L'installazione "Green Lens" sarà visitabile fino al 30 luglio

Saint Laurent ha sfilato in un labirinto di specchi a Venezia L'installazione Green Lens sarà visitabile fino al 30 luglio

È andata in scena ieri a Venezia lo show della collezione SS22 di Saint Laurent. La sfilata voleva essere un omaggio alla città a 1600 anni di distanza dalla sua fondazione e, in effetti, il video che ha accompagnato la sfilata l'ha raccontata sotto vari aspetti, dagli antichi ai moderni. La vera protagonista dello show, però, è stata Green Lens, un'installazione commissionata dal brand all'americano Doug Aitken, composta da una struttura ottagonale interamente ricoperta di specchi al cui interno si trovava un giardino botanico. Ecco come l'ha descritta l'artista: 

L'opera creerà una combinazione di riflessi mescolati con le nuvole, la foschia e la vegetazione selvaggia evocando una presenza misteriosa. All'interno della scultura c'è un'enorme, caleidoscopico spazio vivo che riflette il cielo, il paesaggio e il cambiamento degli scenari circostanti. Questa installazione trasforma il panorama in un'astrazione vivente. 
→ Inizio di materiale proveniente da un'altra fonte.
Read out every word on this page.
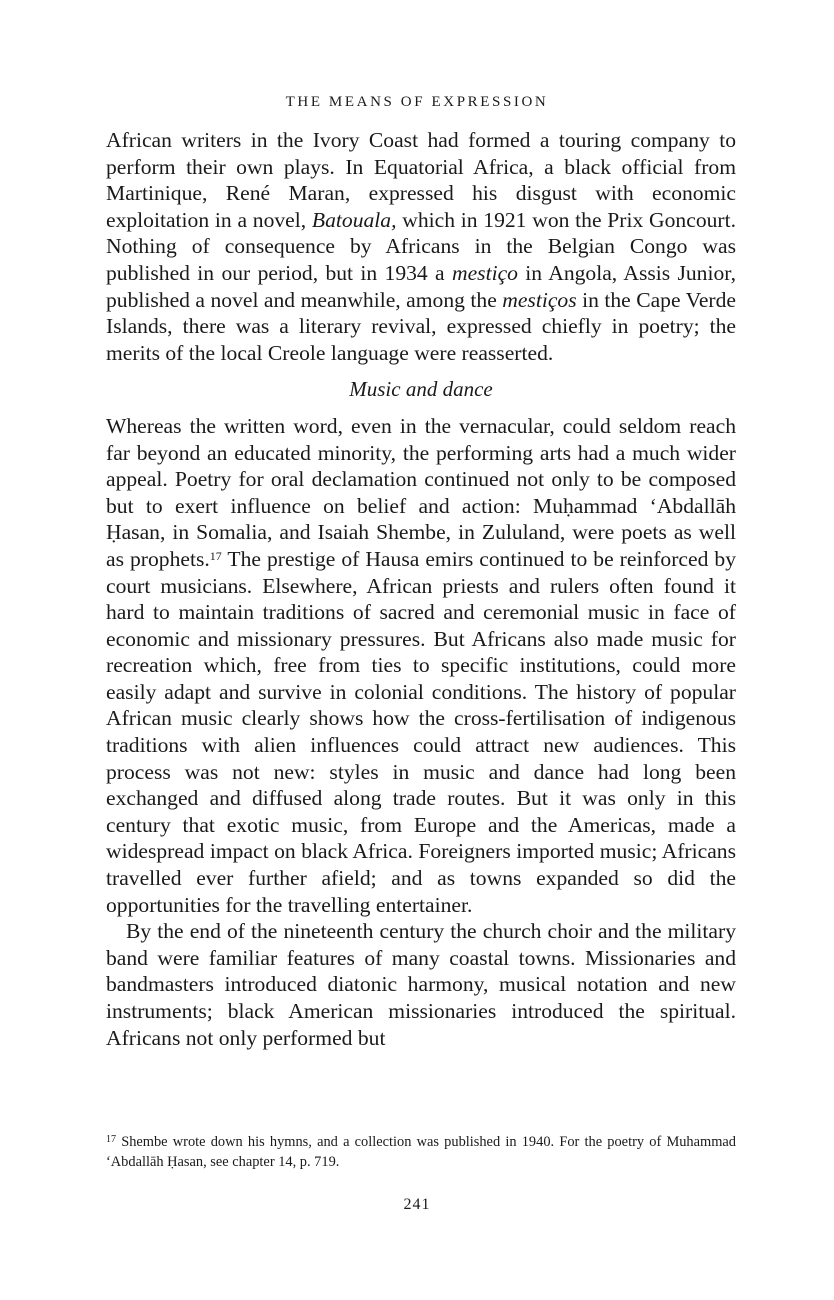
THE MEANS OF EXPRESSION

African writers in the Ivory Coast had formed a touring company to perform their own plays. In Equatorial Africa, a black official from Martinique, René Maran, expressed his disgust with economic exploitation in a novel, Batouala, which in 1921 won the Prix Goncourt. Nothing of consequence by Africans in the Belgian Congo was published in our period, but in 1934 a mestiço in Angola, Assis Junior, published a novel and meanwhile, among the mestiços in the Cape Verde Islands, there was a literary revival, expressed chiefly in poetry; the merits of the local Creole language were reasserted.

Music and dance

Whereas the written word, even in the vernacular, could seldom reach far beyond an educated minority, the performing arts had a much wider appeal. Poetry for oral declamation continued not only to be composed but to exert influence on belief and action: Muḥammad ‘Abdallāh Ḥasan, in Somalia, and Isaiah Shembe, in Zululand, were poets as well as prophets.$^{17}$ The prestige of Hausa emirs continued to be reinforced by court musicians. Elsewhere, African priests and rulers often found it hard to maintain traditions of sacred and ceremonial music in face of economic and missionary pressures. But Africans also made music for recreation which, free from ties to specific institutions, could more easily adapt and survive in colonial conditions. The history of popular African music clearly shows how the cross-fertilisation of indigenous traditions with alien influences could attract new audiences. This process was not new: styles in music and dance had long been exchanged and diffused along trade routes. But it was only in this century that exotic music, from Europe and the Americas, made a widespread impact on black Africa. Foreigners imported music; Africans travelled ever further afield; and as towns expanded so did the opportunities for the travelling entertainer.

By the end of the nineteenth century the church choir and the military band were familiar features of many coastal towns. Missionaries and bandmasters introduced diatonic harmony, musical notation and new instruments; black American missionaries introduced the spiritual. Africans not only performed but

$^{17}$ Shembe wrote down his hymns, and a collection was published in 1940. For the poetry of Muhammad ‘Abdallāh Ḥasan, see chapter 14, p. 719.

241
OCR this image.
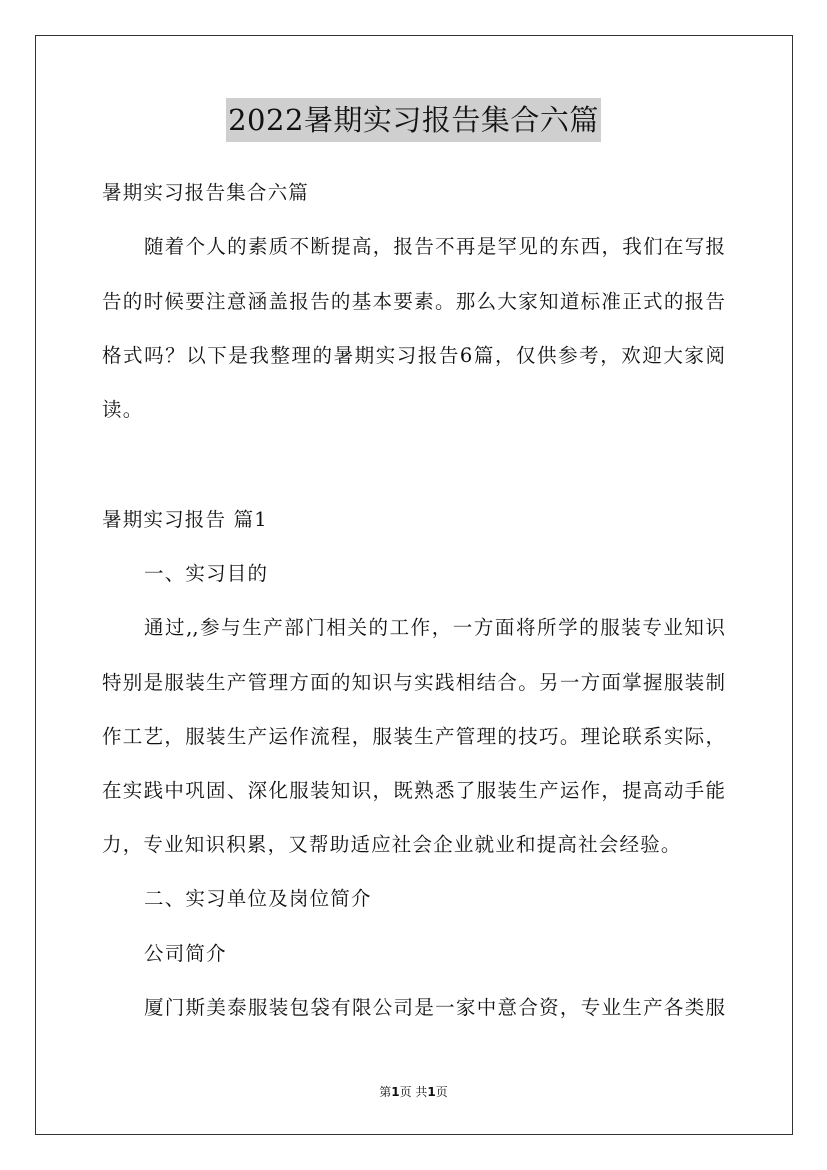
2022暑期实习报告集合六篇
暑期实习报告集合六篇
随着个人的素质不断提高，报告不再是罕见的东西，我们在写报
告的时候要注意涵盖报告的基本要素。那么大家知道标准正式的报告
格式吗？以下是我整理的暑期实习报告6篇，仅供参考，欢迎大家阅
读。
暑期实习报告 篇1
一、实习目的
通过,,参与生产部门相关的工作，一方面将所学的服装专业知识
特别是服装生产管理方面的知识与实践相结合。另一方面掌握服装制
作工艺，服装生产运作流程，服装生产管理的技巧。理论联系实际，
在实践中巩固、深化服装知识，既熟悉了服装生产运作，提高动手能
力，专业知识积累，又帮助适应社会企业就业和提高社会经验。
二、实习单位及岗位简介
公司简介
厦门斯美泰服装包袋有限公司是一家中意合资，专业生产各类服
第1页 共1页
Al di là della riflessione sul rapporto fra uomo e natura, l'opera rappresenta anche il tentativo di Saint Laurent di dialogare con l'arte contemporanea, partecipando de facto alla Biennale con una sua propria installazione per cui è stato anche istituito un servizio di traghetto gratuito che andrà da piazza San Marco fino all'Isola della Certosa, dove Green Lens è situata. Come se non bastasse, il brand ha anche dichiarato che userà le piante presenti nell'installazione per riforestare l'isola della Certosa e che si occuperà di una serie di interventi di ripristino su alcuni dei beni architettonici più degradati dell'isola.

Green Lens richiama alcune delle precedenti opere di Aitken, specialmente The Garden, presentata quattro anni fa al Aarhus Art Museum in Danimarca, che includeva, seppur in maniera molto diversa, strutture specchianti e un giardino tropicale e l'idea di un'opera-palcoscenico in cui lo spettatore poteva entrare. Fra l'altro, come ha sottolineato Artribune, Aitken aveva portato i propri lavori in Italia altre due volte – curiosamente sempre su un'isola: prima sempre alla Biennale di Venezia del '99 e poi ancora, nel 2009, sull'Isola Tiberina di Roma.